Take for example the housing market. It’s not breaking news to say that property prices rose quickly in the last few years and was followed by the current devastating bust. The money illusion can easily contribute to muddying understanding between the nominal and actual value of mortgage interest rates.
It seems like a logical thing that when inflation is low, the monthly nominal interest payments on mortgages are low compared to the rent of a similar property.
So property prices now appear to be cheap. People, for whom the money illusion is a factor, are now likely to buy instead of rent, which produces an upward trend on house prices when inflation declines. But when inflation decreases it also increases the “real” cost of mortgage payments in the future.
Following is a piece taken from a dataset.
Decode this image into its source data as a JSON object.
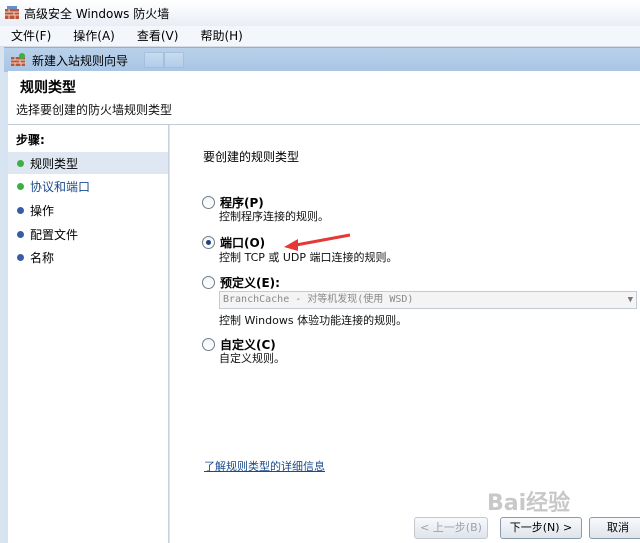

This is an example of how the money illusion can act irrationally with people basing their purchase decision on the current low nominal mortgage payments while failing to accurately asses the less obvious effect of future inflation – the real loan cost. Repeat this over thousands of customers and voila: a housing bubble.
Clearly the money illusion isn’t wholly and solely responsible for the mess we’re in now. But here’s one thing you can take to the bank: The human brain isn’t a purely rational economic machine, and it’s our weird relationship to money that we need to keep an eye on as well as the market.
Here’s something that’s no illusion though: the Email or RSS updates to Very Evolved. No inflated numbers, just cool science.
original image by kevin
Weber, B., Rangel, A., Wibral, M., & Falk, A. (2009). The medial prefrontal cortex exhibits money illusion Proceedings of the National Academy of Sciences DOI: 10.1073/pnas.0901490106
March 26th, 2009

March 27th, 2009at 10:31 am(#)
The reason we would prefer the raise with inflation is the perception that we can cut back on our spending. Collectively, we all spend in a predictable manner. Separately, we all think we can scale back and save more.
As always, fantastic post Patrick.
March 30th, 2009at 4:17 pm(#)
Who is that on the million dollar bill and where can I get one?
March 30th, 2009at 4:35 pm(#)
I believe that’s meant to be Grover Cleveland. And getting one is extremely simple: Ctrl+P on a PC and Command+P on a Mac.
Patrick
April 6th, 2009at 12:52 am(#)
“The second time around the cash prizes were doubled and the cost of the items in the catalogue were also 50% more expensive.
Obviously there is no difference in how much purchasing power the money has”
I am not quite sure how increasing cash prizes by 100% and the cost of items by 50% make no difference.
Am I missing something?
April 6th, 2009at 6:06 am(#)
@Mustafa – Nope you didn’t miss anything, it was my typographical error. Thanks for pointing that out – it’s the crux of the experiment!
Patrick
March 20th, 2010at 9:10 am(#)
If you do the math, you are actually better off financially with the 4% raise and 2% inflation, so the two choices are not equivalent.
March 20th, 2010at 9:11 am(#)
I mean 2% raise and 4% inflation. But you are still better off.